In the wake of a week-long Israeli military siege of the Gaza Strip that left over 170 Palestinians and 6 Israelis dead, members of the Bay Area Palestinian community were welcomed at the annual sunrise gathering of Indigenous Peoples on Alcatraz Island. In view of the 65-year history of Palestinian suffering from ethnic cleansing and occupation, Native Americans now recognize Palestinians as an indigenous people, most of whom have been forcibly exiled from their homeland.
Arriving by special ferry service in the pre-dawn darkness, some 5,000 people observed a Native American gathering on Thanksgiving Day – November 22, 2012 – to reassert Native American heritage and their historical connection to the land in the Bay Area. Forming a great circle, they watched hundreds of Native Americans perform dances and sacred ceremonies around a central bonfire.
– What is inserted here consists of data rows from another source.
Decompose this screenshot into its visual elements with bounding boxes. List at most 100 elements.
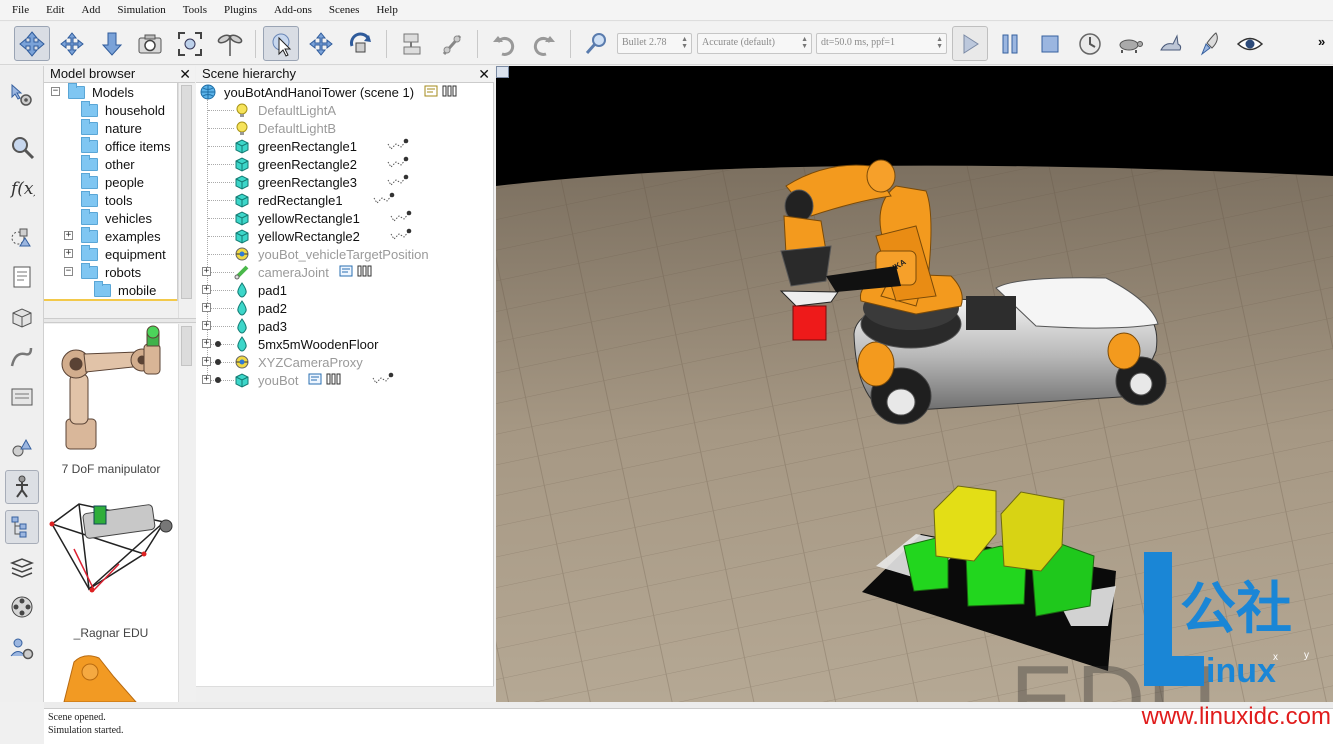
- scene-hierarchy-toggle-button[interactable]: [5, 510, 39, 544]
- menu-plugins[interactable]: Plugins: [218, 4, 263, 16]
- child-script-icon[interactable]: [372, 372, 394, 389]
- child-script-icon[interactable]: [390, 210, 412, 227]
- model-folder-Models[interactable]: Models: [68, 83, 134, 101]
- scene-object-greenRectangle3[interactable]: greenRectangle3: [234, 173, 409, 191]
- slow-down-button[interactable]: [1112, 26, 1148, 61]
- shift-camera-button[interactable]: [94, 26, 130, 61]
- orange-robot-thumbnail[interactable]: [44, 652, 178, 702]
- transfer-dna-button[interactable]: [434, 26, 470, 61]
- camera-button[interactable]: [132, 26, 168, 61]
- visibility-dot-icon[interactable]: [215, 359, 221, 365]
- scene-object-pad1[interactable]: pad1: [234, 281, 287, 299]
- script-button[interactable]: f(x): [5, 170, 39, 204]
- simulation-settings-button[interactable]: [5, 78, 39, 112]
- object-rotate-button[interactable]: [343, 26, 379, 61]
- menu-tools[interactable]: Tools: [177, 4, 213, 16]
- menu-edit[interactable]: Edit: [40, 4, 70, 16]
- object-shift-button[interactable]: [303, 26, 339, 61]
- child-script-icon[interactable]: [387, 138, 409, 155]
- menu-add[interactable]: Add: [75, 4, 106, 16]
- visualization-toggle-button[interactable]: [1232, 26, 1268, 61]
- child-script-icon[interactable]: [373, 192, 395, 209]
- model-folder-tools[interactable]: tools: [81, 190, 132, 209]
- scene-object-yellowRectangle1[interactable]: yellowRectangle1: [234, 209, 412, 227]
- scene-object-5mx5mWoodenFloor[interactable]: 5mx5mWoodenFloor: [234, 335, 378, 353]
- script-icon[interactable]: [339, 264, 353, 281]
- close-icon[interactable]: ✕: [478, 66, 490, 82]
- model-browser-scrollbar[interactable]: [178, 83, 194, 319]
- child-script-icon[interactable]: [387, 174, 409, 191]
- scene-object-pad3[interactable]: pad3: [234, 317, 287, 335]
- object-view-button[interactable]: [5, 300, 39, 334]
- viewport-menu-button[interactable]: [496, 66, 509, 78]
- model-browser-tree[interactable]: − Models household nature office items other p…: [44, 83, 178, 301]
- stop-simulation-button[interactable]: [1032, 26, 1068, 61]
- tree-expander[interactable]: +: [202, 285, 211, 294]
- scene-object-XYZCameraProxy[interactable]: XYZCameraProxy: [234, 353, 363, 371]
- tree-expander[interactable]: +: [202, 357, 211, 366]
- scene-hierarchy-tree[interactable]: youBotAndHanoiTower (scene 1) DefaultLigh…: [196, 83, 494, 686]
- child-script-icon[interactable]: [390, 228, 412, 245]
- scene-object-greenRectangle2[interactable]: greenRectangle2: [234, 155, 409, 173]
- engine-select[interactable]: Bullet 2.78 ▲ ▼: [617, 33, 692, 54]
- visibility-dot-icon[interactable]: [215, 341, 221, 347]
- scene-object-cameraJoint[interactable]: cameraJoint: [234, 263, 373, 281]
- pause-simulation-button[interactable]: [992, 26, 1028, 61]
- start-simulation-button[interactable]: [952, 26, 988, 61]
- visibility-dot-icon[interactable]: [215, 377, 221, 383]
- model-folder-nature[interactable]: nature: [81, 118, 142, 137]
- tree-expander[interactable]: +: [202, 339, 211, 348]
- model-folder-robots[interactable]: robots: [81, 262, 141, 281]
- shape-edit-button[interactable]: [5, 220, 39, 254]
- redo-button[interactable]: [526, 26, 562, 61]
- path-edit-button[interactable]: [5, 340, 39, 374]
- model-folder-other[interactable]: other: [81, 154, 135, 173]
- scene-object-youBot[interactable]: youBot: [234, 371, 394, 389]
- model-properties-icon[interactable]: [442, 84, 458, 101]
- tree-expander[interactable]: +: [64, 249, 73, 258]
- scene-object-greenRectangle1[interactable]: greenRectangle1: [234, 137, 409, 155]
- accuracy-select[interactable]: Accurate (default) ▲ ▼: [697, 33, 812, 54]
- menu-add-ons[interactable]: Add-ons: [268, 4, 318, 16]
- script-icon[interactable]: [424, 84, 438, 101]
- model-browser-splitter[interactable]: [44, 318, 196, 323]
- fit-to-view-button[interactable]: [172, 26, 208, 61]
- menu-scenes[interactable]: Scenes: [323, 4, 366, 16]
- scene-object-yellowRectangle2[interactable]: yellowRectangle2: [234, 227, 412, 245]
- user-preferences-button[interactable]: [5, 632, 39, 666]
- model-folder-people[interactable]: people: [81, 172, 144, 191]
- tree-expander[interactable]: +: [64, 231, 73, 240]
- properties-button[interactable]: [5, 260, 39, 294]
- model-folder-office-items[interactable]: office items: [81, 136, 171, 155]
- model-folder-vehicles[interactable]: vehicles: [81, 208, 152, 227]
- model-properties-icon[interactable]: [326, 372, 342, 389]
- physics-engine-button[interactable]: [578, 26, 614, 61]
- tree-expander[interactable]: −: [51, 87, 60, 96]
- tree-expander[interactable]: +: [202, 303, 211, 312]
- rotate-camera-button[interactable]: [54, 26, 90, 61]
- menu-simulation[interactable]: Simulation: [111, 4, 171, 16]
- scene-root[interactable]: youBotAndHanoiTower (scene 1): [200, 83, 458, 101]
- tree-expander[interactable]: +: [202, 321, 211, 330]
- assemble-button[interactable]: [394, 26, 430, 61]
- ragnar-edu-thumbnail[interactable]: [44, 494, 178, 624]
- tree-expander[interactable]: −: [64, 267, 73, 276]
- scene-object-youBot_vehicleTargetPosition[interactable]: youBot_vehicleTargetPosition: [234, 245, 429, 263]
- toolbar-overflow-button[interactable]: »: [1318, 34, 1325, 49]
- video-recorder-button[interactable]: [5, 590, 39, 624]
- 3d-viewport[interactable]: KUKA EDU 公社 inux x y: [496, 66, 1333, 702]
- thumbnails-scrollbar[interactable]: [178, 324, 194, 702]
- model-folder-mobile[interactable]: mobile: [94, 280, 156, 299]
- layers-button[interactable]: [5, 550, 39, 584]
- user-settings-button[interactable]: [5, 380, 39, 414]
- scene-object-pad2[interactable]: pad2: [234, 299, 287, 317]
- menu-help[interactable]: Help: [370, 4, 403, 16]
- translate-camera-button[interactable]: [14, 26, 50, 61]
- tree-expander[interactable]: +: [202, 267, 211, 276]
- fly-camera-button[interactable]: [212, 26, 248, 61]
- threaded-rendering-button[interactable]: [1192, 26, 1228, 61]
- select-button[interactable]: [263, 26, 299, 61]
- undo-button[interactable]: [486, 26, 522, 61]
- calculation-module-button[interactable]: [5, 130, 39, 164]
- scene-objects-button[interactable]: [5, 430, 39, 464]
Palestinians along with the native Jews of Palestine were the indigenous inhabitants of today’s Israel and Palestine before the world Zionist movement moved to colonize Palestine during the British Mandate. So it was entirely natural that Palestinians of the Bay Area join Native Americans in celebrating the human rights of indigenous peoples. As one Native American speaker reminded the audience, this gathering is also “an act of resistance” against unjust oppression.
The 8-day Israeli military offensive that included both aerial attacks and cross-border incursions by ground troops damaged or destroyed thousands of civilian targets. While Israel claims that the raids were in response to unguided rockets fired by Hamas and other militias from Gaza into southern Israel, Hamas was actually observing a ceasefire until Israeli gunfire killed an 11-year-old Palestinian boy in Gaza on November 8. Only then did Hamas and other militias begin a new round of rocket attacks in response to the Israeli raid. As both sides exchanged fire, raising the death toll, another Israeli airstrike bombed the car of Hamas’ chief of security, Ahmed al-Ja’abari, on November 14.
The death toll continued to mount until an Egyptian-brokered ceasefire went into effect on November 22. Among the dead were at least 34 Palestinian children. A thousand Palestinians were wounded.
The National Park Service that now maintains the island as a National Monument has come around to support preservation of the history of the Native American occupation of Alcatraz Island. In addition to facilitating the annual sunrise gathering, the National Park Service has permitted the restoration of graffiti written by Native Americans during the two-year occupation of the island in 1969-1971.
Eyad Kishawi, representing the Palestinian American community, presenting a plaque commemorating Palestine to Native American leaders during the sunrise gathering on Alcatraz Island.